It is a web security scanner, developed in C, which allows to discover lots of security holes on a web site by performing several kinds of tests:
- High risk: SQL / PHP / XML / shell script injections, etc.
- Medium risk: XSS (Cross-Site Scripting), CSS attacks, MIME type problems, etc.
- Low risk: indexed directories, certificate problems, HTTP credentials, etc.
Due to it is written in pure C, it can reach an high performance: around 500 requests per second against targets located on Internet, about 2000 on local networks and more than 7000 on local hosts. Skipfish generates a sitemap with all the discovered paths, a summary of the document types and a set of security breaches.
I am going to try skipfish (1.86b version) out on an Ubuntu Server 10.10, by crawling a default MediaWiki installation. So as to install skipfish, we must fulfill some dependences on our system and then, compile it.
javi@ubuntu-server:~$ sudo aptitude install build-essential libssl-dev libidn11-dev
javi@ubuntu-server:~$ wget http://skipfish.googlecode.com/files/skipfish-1.86b.tgz
javi@ubuntu-server:~/skipfish-1.86b$ tar xvzf skipfish-1.86b.tgz
javi@ubuntu-server:~/skipfish-1.86b$ make
By typing the -h argument, we can take a look at all the available options by skipfish.
javi@ubuntu-server:~/skipfish-1.86b$ ./skipfish -h
skipfish version 1.86b by <lcamtuf@google.com>
Usage: ./skipfish [ options ... ] -o output_dir start_url [ start_url2 ... ]
Authentication and access options:
-A user:pass - use specified HTTP authentication credentials
-F host=IP - pretend that 'host' resolves to 'IP'
-C name=val - append a custom cookie to all requests
-H name=val - append a custom HTTP header to all requests
-b (i|f|p) - use headers consistent with MSIE / Firefox / iPhone
-N - do not accept any new cookies
Crawl scope options:
-d max_depth - maximum crawl tree depth (16)
-c max_child - maximum children to index per node (512)

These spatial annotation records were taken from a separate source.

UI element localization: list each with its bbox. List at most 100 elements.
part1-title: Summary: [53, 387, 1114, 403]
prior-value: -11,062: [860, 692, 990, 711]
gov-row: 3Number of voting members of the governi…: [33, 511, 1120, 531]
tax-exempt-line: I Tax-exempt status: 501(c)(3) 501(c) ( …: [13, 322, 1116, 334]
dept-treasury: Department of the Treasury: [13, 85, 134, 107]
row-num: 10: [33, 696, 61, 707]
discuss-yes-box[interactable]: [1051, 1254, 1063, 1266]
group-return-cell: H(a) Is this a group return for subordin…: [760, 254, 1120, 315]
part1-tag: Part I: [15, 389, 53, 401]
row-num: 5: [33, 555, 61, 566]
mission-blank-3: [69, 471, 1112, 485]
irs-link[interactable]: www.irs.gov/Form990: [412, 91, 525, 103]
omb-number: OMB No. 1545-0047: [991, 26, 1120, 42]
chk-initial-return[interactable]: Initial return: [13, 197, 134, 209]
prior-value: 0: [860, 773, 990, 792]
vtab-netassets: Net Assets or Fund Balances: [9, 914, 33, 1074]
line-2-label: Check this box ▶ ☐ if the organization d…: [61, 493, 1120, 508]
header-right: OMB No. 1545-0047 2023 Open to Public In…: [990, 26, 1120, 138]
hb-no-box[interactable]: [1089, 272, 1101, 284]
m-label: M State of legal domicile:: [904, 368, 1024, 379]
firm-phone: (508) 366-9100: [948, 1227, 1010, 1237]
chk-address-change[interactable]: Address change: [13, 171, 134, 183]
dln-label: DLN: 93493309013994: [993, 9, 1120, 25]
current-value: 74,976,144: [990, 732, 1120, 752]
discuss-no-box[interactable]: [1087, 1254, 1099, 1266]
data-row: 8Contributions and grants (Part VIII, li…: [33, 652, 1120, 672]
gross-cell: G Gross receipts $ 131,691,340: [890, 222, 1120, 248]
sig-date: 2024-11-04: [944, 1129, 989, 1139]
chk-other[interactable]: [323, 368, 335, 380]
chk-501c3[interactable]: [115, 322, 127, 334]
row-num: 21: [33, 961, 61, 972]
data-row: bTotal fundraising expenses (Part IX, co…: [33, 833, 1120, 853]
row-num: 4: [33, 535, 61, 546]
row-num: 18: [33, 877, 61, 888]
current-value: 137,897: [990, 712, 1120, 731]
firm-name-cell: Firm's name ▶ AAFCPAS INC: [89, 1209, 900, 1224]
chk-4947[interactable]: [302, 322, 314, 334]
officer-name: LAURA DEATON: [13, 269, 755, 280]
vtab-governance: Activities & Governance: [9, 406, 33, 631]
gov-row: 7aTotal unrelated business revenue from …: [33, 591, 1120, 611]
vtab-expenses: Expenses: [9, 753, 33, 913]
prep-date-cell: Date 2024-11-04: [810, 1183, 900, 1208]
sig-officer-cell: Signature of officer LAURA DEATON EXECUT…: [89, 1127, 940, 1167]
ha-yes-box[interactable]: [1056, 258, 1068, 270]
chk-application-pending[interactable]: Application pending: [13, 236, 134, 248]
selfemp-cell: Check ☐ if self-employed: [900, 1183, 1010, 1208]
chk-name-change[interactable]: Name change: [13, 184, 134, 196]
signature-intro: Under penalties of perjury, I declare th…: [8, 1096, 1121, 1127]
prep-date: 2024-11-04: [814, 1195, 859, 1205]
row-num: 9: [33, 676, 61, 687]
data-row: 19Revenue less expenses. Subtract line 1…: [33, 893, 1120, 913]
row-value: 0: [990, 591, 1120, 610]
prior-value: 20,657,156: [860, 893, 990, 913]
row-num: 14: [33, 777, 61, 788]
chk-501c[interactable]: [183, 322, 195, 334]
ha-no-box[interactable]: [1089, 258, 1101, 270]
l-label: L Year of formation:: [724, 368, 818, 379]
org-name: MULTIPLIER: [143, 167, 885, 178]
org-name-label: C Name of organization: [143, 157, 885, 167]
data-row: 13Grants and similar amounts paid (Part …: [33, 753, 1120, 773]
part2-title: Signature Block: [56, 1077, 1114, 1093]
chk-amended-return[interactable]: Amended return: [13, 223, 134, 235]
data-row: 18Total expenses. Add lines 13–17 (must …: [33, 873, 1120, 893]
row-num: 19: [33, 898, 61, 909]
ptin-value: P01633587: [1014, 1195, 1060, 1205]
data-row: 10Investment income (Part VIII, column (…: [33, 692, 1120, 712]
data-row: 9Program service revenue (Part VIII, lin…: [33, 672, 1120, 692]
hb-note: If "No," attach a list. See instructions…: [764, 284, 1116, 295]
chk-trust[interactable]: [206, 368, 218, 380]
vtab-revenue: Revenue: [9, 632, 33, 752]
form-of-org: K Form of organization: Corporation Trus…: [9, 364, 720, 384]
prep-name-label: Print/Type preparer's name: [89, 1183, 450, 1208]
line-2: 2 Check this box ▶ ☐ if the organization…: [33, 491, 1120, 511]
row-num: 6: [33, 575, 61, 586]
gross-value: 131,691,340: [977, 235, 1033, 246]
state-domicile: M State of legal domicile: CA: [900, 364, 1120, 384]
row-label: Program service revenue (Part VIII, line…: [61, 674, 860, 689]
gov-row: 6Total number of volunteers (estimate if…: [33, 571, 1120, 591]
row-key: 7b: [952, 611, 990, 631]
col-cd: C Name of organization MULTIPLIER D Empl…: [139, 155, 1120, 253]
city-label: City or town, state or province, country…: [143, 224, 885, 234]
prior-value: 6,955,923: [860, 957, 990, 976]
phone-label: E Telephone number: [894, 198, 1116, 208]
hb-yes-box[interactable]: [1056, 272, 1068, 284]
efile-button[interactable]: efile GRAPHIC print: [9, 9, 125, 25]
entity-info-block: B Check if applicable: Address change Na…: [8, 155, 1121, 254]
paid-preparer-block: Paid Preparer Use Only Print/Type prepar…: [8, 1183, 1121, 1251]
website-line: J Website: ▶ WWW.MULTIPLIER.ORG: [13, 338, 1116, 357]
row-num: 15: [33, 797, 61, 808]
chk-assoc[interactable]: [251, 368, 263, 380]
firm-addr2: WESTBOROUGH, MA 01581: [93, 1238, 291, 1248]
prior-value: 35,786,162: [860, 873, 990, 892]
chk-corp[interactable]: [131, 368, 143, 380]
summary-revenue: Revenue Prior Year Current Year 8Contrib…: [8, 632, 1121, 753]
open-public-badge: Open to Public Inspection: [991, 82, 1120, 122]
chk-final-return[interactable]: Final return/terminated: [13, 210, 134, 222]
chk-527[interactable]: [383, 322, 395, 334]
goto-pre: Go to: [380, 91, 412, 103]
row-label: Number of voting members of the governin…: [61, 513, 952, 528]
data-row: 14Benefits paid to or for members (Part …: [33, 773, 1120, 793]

-x max_desc - maximum descendants to index per branch (8192)
-r r_limit - max total number of requests to send (100000000)
-p crawl% - node and link crawl probability (100%)
-q hex - repeat probabilistic scan with given seed
-I string - only follow URLs matching 'string'
-X string - exclude URLs matching 'string'
-K string - do not fuzz parameters named 'string'
-D domain - crawl cross-site links to another domain
-B domain - trust, but do not crawl, another domain
-Z - do not descend into 5xx locations
-O - do not submit any forms
-P - do not parse HTML, etc, to find new links
Reporting options:
-o dir - write output to specified directory (required)
-M - log warnings about mixed content / non-SSL passwords
-E - log all HTTP/1.0 / HTTP/1.1 caching intent mismatches
-U - log all external URLs and e-mails seen
-Q - completely suppress duplicate nodes in reports
-u - be quiet, disable realtime progress stats
Dictionary management options:
-W wordlist - load an alternative wordlist (skipfish.wl)
-L - do not auto-learn new keywords for the site
-V - do not update wordlist based on scan results
-Y - do not fuzz extensions in directory brute-force
-R age - purge words hit more than 'age' scans ago
-T name=val - add new form auto-fill rule
-G max_guess - maximum number of keyword guesses to keep (256)
Performance settings:
-g max_conn - max simultaneous TCP connections, global (40)
-m host_conn - max simultaneous connections, per target IP (10)
-f max_fail - max number of consecutive HTTP errors (100)
-t req_tmout - total request response timeout (20 s)
-w rw_tmout - individual network I/O timeout (10 s)
-i idle_tmout - timeout on idle HTTP connections (10 s)
-s s_limit - response size limit (200000 B)
-e - do not keep binary responses for reporting
Basically we can see that the skipfish command is made up by a set of options, an output directory for saving the results, and a series of URLs to be analyzed.
We have to take into account when skipfish is working out, it just tests those found links, but we also have the possibility to probe other URLs by means of a brute-force attack, by mixing names (index, doc, etc.) and extensions (pdf, bat, etc.). For this purpose, skipfish affords four dictionaries.
javi@ubuntu-server:~/skipfish-1.86b$ ls dictionaries/*.wl
dictionaries/complete.wl dictionaries/extensions-only.wl dictionaries/medium.wl dictionaries/minimal.wl
By default, skipfish will treat to use a dictionary named skipfish.wl and situated on the work directory. Therefore either we can copy one of these dictionaries into the work directory under this name, or use the -W option to define the wordlist path or on the contrary, not to use a dictionary.
As the application is crawling, adds new words within the dictionary.